Taxation and digital nomads, post-pandemic was the final panel, led by Jennifer Bravin, Head of Employment Taxes, BT plc. Tiago Cassiano Neves, Managing Partner, Kore Partners, Lisbon, discussed areas of concern and new trends and policies regarding digital nomads and taxation. He focused on areas of potential conflict for digital nomads, including immigration status, personal taxes, corporate taxes for employers, social security contributions, and labour rules. Digital nomads’ main concern is the possibility of being resident in more than one country with dual worldwide liability. Rachel Fox, Partner, William Fry, Dublin, focused on the tax risks for employers in generating new permanent establishments and changes to the tax residence of companies as well as transfer pricing considerations resulting from shifts in the location of functions and maintaining updated transfer pricing documentation.

Concluding keynote speech

Liselotte Kana, Co-Chair of the UN Tax Committee, gave the concluding keynote speech, with highlights of the UN work on the new UN Model with additions to the Commentary especially where it diverged from the OECD Model.

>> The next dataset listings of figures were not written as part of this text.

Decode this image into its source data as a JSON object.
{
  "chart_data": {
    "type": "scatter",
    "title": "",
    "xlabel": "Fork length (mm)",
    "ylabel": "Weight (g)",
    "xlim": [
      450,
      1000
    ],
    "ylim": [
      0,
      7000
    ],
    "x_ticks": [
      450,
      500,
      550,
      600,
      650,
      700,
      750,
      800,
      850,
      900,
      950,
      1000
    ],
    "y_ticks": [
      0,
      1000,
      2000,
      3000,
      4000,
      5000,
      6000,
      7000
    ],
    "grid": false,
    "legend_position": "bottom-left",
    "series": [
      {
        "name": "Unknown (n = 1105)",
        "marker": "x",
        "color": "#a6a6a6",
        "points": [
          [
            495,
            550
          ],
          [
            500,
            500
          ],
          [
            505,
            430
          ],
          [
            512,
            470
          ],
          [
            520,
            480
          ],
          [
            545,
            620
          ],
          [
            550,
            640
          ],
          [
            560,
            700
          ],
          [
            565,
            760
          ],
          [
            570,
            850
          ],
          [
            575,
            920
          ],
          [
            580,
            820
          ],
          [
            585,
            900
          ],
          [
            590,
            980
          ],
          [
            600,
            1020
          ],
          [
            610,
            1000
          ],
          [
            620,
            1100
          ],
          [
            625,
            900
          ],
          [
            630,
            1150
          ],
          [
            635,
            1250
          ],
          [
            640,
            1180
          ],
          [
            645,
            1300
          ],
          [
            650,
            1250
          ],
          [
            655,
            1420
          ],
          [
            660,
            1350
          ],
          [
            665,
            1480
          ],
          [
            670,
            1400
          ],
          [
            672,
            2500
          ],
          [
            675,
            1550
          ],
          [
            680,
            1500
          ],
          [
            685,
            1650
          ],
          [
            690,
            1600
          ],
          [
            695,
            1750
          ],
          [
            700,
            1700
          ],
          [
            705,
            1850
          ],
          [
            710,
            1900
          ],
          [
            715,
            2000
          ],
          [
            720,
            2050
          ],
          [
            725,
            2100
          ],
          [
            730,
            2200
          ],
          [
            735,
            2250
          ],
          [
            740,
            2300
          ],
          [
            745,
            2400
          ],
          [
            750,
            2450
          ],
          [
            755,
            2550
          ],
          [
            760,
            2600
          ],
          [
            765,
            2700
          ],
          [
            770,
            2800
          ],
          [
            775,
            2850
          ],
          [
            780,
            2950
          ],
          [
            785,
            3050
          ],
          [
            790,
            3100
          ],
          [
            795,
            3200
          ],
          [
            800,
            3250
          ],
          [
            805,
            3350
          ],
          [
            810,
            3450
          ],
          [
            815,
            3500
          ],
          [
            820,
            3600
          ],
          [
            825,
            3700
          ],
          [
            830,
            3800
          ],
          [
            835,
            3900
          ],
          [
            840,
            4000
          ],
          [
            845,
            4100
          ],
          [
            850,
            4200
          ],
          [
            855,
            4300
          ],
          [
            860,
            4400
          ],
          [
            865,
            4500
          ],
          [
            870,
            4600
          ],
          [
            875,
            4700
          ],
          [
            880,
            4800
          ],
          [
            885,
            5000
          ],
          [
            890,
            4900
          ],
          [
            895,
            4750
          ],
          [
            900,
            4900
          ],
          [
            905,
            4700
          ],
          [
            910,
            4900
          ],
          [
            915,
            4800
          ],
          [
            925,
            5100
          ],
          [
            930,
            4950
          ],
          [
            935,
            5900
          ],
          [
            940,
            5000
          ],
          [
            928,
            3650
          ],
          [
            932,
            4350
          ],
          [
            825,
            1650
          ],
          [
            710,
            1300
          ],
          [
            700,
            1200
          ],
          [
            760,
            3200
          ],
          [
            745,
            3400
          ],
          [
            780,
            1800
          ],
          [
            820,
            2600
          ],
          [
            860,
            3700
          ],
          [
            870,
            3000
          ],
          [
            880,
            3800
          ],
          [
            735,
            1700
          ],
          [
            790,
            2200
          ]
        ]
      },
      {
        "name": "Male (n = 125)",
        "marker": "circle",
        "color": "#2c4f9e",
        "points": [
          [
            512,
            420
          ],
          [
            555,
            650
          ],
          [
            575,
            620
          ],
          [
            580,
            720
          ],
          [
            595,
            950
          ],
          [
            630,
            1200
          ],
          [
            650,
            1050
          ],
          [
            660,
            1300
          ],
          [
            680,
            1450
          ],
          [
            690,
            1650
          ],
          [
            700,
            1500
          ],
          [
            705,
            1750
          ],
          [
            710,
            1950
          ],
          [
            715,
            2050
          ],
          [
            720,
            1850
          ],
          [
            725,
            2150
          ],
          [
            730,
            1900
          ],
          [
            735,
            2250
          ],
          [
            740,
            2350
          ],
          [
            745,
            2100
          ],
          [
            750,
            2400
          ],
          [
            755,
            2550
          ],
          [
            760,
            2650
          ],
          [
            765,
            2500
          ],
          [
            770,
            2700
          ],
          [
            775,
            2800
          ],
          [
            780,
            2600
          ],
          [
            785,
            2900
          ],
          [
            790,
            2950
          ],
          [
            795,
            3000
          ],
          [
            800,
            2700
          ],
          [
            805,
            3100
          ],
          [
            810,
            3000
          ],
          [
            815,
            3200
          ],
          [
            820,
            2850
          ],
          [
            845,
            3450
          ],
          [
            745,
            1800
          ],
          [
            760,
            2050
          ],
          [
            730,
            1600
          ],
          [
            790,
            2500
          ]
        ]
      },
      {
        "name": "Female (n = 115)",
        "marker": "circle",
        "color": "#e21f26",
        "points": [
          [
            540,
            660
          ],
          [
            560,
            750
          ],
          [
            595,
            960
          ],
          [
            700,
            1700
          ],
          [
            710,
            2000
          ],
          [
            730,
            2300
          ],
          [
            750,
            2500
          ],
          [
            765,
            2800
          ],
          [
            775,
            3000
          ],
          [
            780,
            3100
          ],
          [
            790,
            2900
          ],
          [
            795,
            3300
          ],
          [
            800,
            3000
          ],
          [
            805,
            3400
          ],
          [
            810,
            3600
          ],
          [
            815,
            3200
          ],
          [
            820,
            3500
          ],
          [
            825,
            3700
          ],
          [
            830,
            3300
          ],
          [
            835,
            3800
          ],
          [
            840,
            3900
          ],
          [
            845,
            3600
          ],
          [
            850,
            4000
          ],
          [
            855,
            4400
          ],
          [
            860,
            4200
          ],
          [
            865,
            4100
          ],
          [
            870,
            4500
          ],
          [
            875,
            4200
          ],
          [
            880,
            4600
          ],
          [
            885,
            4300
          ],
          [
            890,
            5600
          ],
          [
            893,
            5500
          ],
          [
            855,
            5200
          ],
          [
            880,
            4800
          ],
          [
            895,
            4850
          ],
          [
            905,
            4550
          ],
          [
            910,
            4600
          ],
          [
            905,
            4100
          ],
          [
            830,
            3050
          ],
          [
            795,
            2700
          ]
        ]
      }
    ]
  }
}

Liselotte explained that the new article 12B was designed to address the concerns of developing countries relating to the digital economy. The UN Tax Committee was looking at a Multilateral instrument to give rapid effect to the new article 12B. Pillar 1 would not bring benefits to some developing countries who saw digital services taxes as their solution. It was important to have treaties that reflected their concerns, to avoid a growth in treaty overrides, as part of maintaining the international rules-based order.

About the authors

Ana Cecilia Rojí Gómez is a tax lawyer who has international tax experience via her three years working for a top Mexican law firm. She is currently undertaking the LLM in International Tax Law at King´s College London. In addition to her tax experience, Ana has renewable energy credentials, having established her own start-up in this area which she ran between 2017 and 2019, having met her co-founders in Silicon Valley while on a US State Department scholarship.

María Alejandra Frías Arce is a lawyer from the University of Piura in Peru and an International Tax Law LLM student at King's College London. Her practice focuses on advising individuals and companies, analysing the tax aspects applicable to their business operations and investments, and tax planning in corporate reorganisations and acquisitions.